The Feature has an article about a location based game called Mogi. I’m not a gamer at all, but I am into location based services. The way this game is run is just fantastic however. It encourages communication and cooperation, and emphasized collecting over combat. The game is described as a “data-layer over the city of Tokyo”, which I picture being very much like the Urban Tapestries project. It’s also setup so that it encourages users on mobile devices to work together with others back at desktop systems. The comments from the game play make it sound like the goal of fitting collaborative authoring into everyday life would be something that’s possible:
[Mogi] is a good example of a style of entertainment suited for mobile devices. It’s very casual, playable on your way somewhere. It nestles in your every day life, rather than requiring you to change your behavior … It amplifies your ordinary behavior - it changes going on an errand into a piece of a game.

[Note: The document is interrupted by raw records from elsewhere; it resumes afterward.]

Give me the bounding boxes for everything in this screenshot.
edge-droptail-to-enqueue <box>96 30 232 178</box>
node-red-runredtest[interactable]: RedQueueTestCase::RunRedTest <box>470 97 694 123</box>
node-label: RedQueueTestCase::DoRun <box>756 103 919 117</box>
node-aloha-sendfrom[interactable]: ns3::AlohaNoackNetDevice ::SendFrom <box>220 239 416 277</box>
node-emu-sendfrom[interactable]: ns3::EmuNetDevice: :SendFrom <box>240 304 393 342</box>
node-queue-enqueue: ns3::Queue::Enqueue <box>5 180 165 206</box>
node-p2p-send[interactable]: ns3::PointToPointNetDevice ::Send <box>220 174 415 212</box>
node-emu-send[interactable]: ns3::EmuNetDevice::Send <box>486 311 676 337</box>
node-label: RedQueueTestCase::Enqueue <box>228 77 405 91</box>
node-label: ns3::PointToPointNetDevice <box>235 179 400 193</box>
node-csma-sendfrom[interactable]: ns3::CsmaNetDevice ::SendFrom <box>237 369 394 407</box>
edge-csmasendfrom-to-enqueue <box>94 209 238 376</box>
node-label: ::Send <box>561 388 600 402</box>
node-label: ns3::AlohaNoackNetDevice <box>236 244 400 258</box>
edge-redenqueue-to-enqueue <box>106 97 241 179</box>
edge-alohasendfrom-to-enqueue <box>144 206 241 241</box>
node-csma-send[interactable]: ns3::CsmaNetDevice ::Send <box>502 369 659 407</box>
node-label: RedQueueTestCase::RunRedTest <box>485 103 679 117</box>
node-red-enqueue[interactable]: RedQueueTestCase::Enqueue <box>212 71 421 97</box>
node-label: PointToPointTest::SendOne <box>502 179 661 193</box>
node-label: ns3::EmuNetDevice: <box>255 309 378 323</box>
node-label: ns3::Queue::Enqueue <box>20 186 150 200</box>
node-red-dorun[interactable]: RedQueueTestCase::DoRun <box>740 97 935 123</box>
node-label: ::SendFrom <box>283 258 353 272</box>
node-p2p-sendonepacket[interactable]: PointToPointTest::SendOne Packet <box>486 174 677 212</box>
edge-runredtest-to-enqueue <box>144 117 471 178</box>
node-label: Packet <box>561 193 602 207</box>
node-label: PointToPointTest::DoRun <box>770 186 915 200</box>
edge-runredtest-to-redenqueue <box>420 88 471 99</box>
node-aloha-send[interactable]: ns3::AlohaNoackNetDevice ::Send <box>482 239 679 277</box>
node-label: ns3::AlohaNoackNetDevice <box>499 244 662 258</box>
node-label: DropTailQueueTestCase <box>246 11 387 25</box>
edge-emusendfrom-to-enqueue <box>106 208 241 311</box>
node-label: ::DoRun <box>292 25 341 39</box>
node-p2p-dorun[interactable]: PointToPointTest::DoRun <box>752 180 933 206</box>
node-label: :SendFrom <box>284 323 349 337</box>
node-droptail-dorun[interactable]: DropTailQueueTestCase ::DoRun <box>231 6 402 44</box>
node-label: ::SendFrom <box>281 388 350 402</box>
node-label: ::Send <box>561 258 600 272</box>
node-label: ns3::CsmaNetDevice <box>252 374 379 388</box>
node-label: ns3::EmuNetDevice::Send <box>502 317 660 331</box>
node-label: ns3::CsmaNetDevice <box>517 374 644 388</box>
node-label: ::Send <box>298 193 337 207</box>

If a game can do it, a public authoring system should be able to. And check out this comment from Paul Baron (admittedly a Mogi evangelist):
All the trips I make in the city are now randomized, as I will often divert a few hundred meters to go and collect an object around me. I get a chance to discover parts of the city that I ignored, a motivation to check out that parallel street I never took.
Fantastic, I take that to be one of the main goals of public authoring. Reconnecting people in urban settings so that they get more of a shared experience. Drawing people out of their normal routines is a great way to get started. I think there are probably some fantastic lessons to be learned from this. I’m certainly going to be keeping my eye on Paul Baron’s updates.